After a lot of thinking, talking, brainstorming, pros-and-cons’ing, I’ve made a decision about what I’m going to do next year.
This wasn’t a decision I came to without a lot (a looooooooot) of researching and soul-searching, but it is a decision that sits well with me and makes so much sense for where I see myself in the future, and it just feels…..right.
I’ve found my hunger.
As of the end of February 2017, I’m heading back to university, to study something that has been in the back of my mind for the last 15 years. Something I tried to resist, or replace, but it’s always been there and everything has led me back to it…so I’m not fighting it any longer, and to be honest, I’m pretty excited.
I’m nervous, too.
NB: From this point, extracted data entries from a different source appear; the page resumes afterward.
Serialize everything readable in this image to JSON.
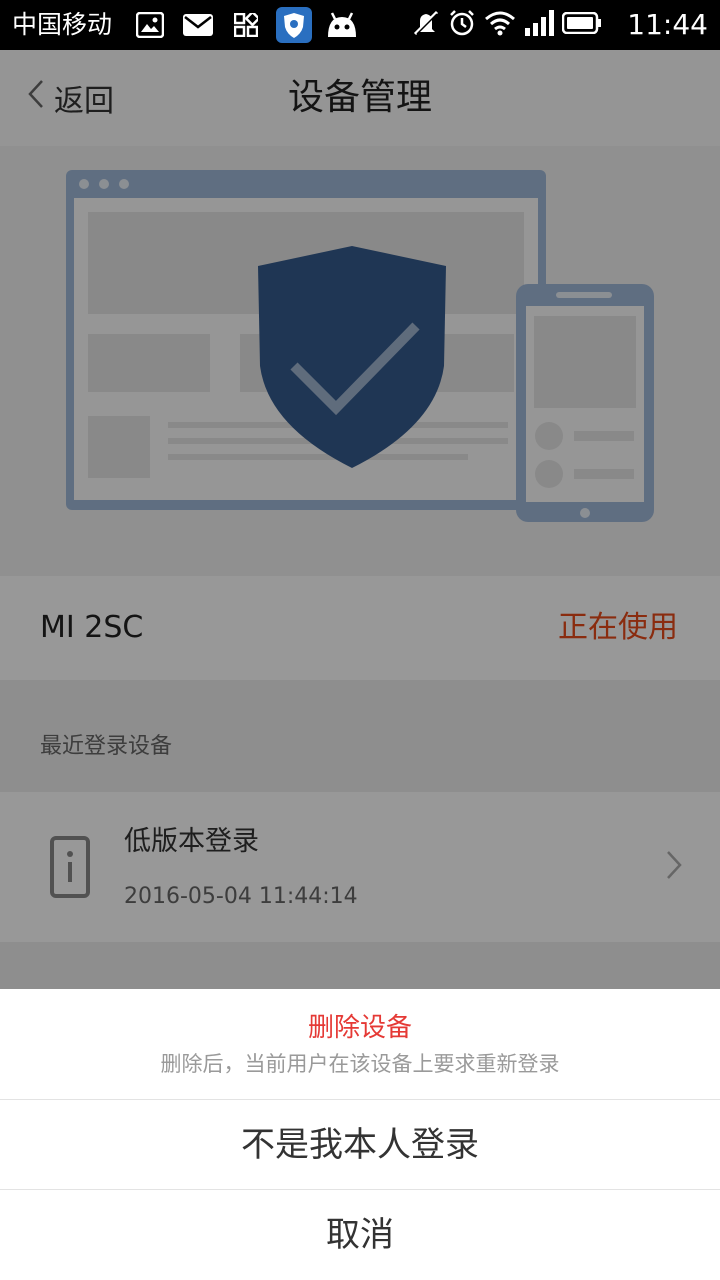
{
  "status_bar": {
    "carrier": "中国移动",
    "time": "11:44",
    "left_icons": [
      "image-icon",
      "mail-icon",
      "app-grid-icon",
      "shield-app-icon",
      "android-icon"
    ],
    "right_icons": [
      "mute-icon",
      "alarm-icon",
      "wifi-icon",
      "signal-icon",
      "battery-icon"
    ]
  },
  "header": {
    "back_label": "返回",
    "title": "设备管理"
  },
  "current_device": {
    "name": "MI 2SC",
    "status": "正在使用"
  },
  "recent": {
    "section_label": "最近登录设备",
    "items": [
      {
        "title": "低版本登录",
        "time": "2016-05-04 11:44:14"
      }
    ]
  },
  "action_sheet": {
    "title": "删除设备",
    "subtitle": "删除后，当前用户在该设备上要求重新登录",
    "options": [
      "不是我本人登录",
      "取消"
    ]
  },
  "colors": {
    "accent_red": "#e53935",
    "status_orange": "#e64a19",
    "shield_blue": "#355a8c"
  }
}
What if I can’t write an essay anymore? (I can. I’m good at essays.) What if motivating myself to study (it’s a distance learning qualification) is an issue? (It won’t be. I’ll have plenty of time when the boys are at kindy and school) What if I spend two years working towards being able to apply for the qualification I’m ultimately aiming for, and don’t get in? (I will. There’s no other option)
I’m looking forward to charging my brain, and absorbing so much knowledge that my head might explode. I’m looking forward to the challenges that I’ll no doubt face, and the successes that will follow.
I’m looking forward to adding a few more letters after my name, and to finally, finally doing something (other than parenting) that I’m passionate about.